My friend Chris recently linked to this blog post by a guy named Steve about the correlation between education and lifetime income. It’s a response to this New York Times column by a guy named Michael arguing that what America needs is uneducated entrepreneurs.
Steve’s first problem is that he’s using historical data rather than a forecast model. Michael is arguing that just because people who got degrees in the past make more money now is not a good predictor of how much people getting degrees in the future will make.
Steve’s second problem is that he missed Michael’s argument that education does not cause income but they are correlated because they have the common cause of ambition. To determine if education causes income we would need to control for ambition.
Finally, Michael has a larger point: it is better for the economy if more people are starting businesses, even if many of them fail. Education may lead to higher median income for individuals, but entrepreneurship should lead to a higher mean income for everyone.

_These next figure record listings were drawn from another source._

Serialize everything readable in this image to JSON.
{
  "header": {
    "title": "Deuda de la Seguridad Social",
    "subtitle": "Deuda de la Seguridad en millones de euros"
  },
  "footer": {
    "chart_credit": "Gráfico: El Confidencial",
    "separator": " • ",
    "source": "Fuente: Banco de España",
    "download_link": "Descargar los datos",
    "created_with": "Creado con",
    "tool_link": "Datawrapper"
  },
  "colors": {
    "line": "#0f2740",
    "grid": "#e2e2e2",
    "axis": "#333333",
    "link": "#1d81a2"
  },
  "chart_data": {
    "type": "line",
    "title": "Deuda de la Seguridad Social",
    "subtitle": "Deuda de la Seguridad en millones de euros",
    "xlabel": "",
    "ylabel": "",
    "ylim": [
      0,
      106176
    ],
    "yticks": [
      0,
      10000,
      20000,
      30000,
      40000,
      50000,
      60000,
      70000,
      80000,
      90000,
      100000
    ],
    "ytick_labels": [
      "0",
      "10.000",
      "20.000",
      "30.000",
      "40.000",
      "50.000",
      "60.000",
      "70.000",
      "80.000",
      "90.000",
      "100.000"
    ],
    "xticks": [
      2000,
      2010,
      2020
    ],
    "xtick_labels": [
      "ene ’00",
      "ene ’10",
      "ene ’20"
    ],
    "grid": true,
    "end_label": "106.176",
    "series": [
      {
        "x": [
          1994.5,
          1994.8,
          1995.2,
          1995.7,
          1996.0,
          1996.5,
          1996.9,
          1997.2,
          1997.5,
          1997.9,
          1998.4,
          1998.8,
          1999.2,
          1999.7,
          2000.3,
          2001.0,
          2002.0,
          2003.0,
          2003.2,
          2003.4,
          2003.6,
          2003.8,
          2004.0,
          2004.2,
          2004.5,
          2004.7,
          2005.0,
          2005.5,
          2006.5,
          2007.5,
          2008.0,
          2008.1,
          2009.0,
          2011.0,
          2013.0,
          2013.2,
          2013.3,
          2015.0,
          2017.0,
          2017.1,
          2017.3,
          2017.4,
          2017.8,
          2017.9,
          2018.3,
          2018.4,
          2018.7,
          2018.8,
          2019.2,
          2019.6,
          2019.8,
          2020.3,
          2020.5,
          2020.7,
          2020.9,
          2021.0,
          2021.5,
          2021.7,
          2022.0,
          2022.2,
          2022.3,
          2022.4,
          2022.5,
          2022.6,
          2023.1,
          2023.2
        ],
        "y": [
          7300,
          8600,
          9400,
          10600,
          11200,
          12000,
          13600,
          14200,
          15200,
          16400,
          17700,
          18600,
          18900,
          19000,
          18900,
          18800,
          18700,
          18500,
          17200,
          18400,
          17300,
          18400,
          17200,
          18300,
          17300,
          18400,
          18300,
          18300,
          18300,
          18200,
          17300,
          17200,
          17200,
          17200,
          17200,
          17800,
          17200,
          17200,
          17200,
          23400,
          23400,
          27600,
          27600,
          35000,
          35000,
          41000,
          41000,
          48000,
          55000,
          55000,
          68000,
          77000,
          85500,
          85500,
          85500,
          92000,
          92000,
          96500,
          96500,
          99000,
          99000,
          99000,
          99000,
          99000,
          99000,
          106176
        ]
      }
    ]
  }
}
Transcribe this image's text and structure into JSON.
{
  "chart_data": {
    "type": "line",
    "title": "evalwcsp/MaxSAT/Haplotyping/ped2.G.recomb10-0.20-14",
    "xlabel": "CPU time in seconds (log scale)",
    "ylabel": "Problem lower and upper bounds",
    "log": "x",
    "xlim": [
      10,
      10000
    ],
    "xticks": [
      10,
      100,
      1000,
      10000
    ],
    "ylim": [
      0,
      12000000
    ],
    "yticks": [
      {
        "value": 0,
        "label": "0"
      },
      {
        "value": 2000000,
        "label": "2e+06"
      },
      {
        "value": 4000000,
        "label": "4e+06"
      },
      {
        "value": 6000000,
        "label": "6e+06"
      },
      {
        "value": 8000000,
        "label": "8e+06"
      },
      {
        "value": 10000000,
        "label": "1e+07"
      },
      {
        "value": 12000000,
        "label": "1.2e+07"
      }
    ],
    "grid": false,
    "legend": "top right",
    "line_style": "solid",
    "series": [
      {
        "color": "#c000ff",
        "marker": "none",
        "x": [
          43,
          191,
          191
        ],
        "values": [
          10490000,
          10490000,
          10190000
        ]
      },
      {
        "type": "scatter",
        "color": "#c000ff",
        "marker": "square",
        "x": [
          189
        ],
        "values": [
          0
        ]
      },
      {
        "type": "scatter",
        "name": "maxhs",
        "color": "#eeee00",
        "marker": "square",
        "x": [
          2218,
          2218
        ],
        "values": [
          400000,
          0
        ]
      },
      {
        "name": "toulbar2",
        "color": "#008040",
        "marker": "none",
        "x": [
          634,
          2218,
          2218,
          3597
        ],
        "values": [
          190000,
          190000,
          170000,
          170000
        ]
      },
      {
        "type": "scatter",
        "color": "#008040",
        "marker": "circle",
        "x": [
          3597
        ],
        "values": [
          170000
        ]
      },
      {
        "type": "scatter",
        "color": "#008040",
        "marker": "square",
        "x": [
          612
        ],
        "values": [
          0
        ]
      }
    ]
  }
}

Canada’s solution to encourage entrepreneurship is the social safety net: your life will not be that bad if you fail. America’s solution is greed: if you don’t take risks, you won’t be able to afford all that shit you’ve been tricked into wanting.
I think it’s clear that a social safety net is not enough on its own. Since I’m not that interested in material possessions, I’ve never been inspired to be an entrepreneur – I don’t see what’s in it for me. To increase job creation, the governments of both countries have the challenge of maximizing the pay-off for success, minimizing the penalties for failure and keeping society smoothly functioning (which is why winner-takes-all is not a sustainable strategy).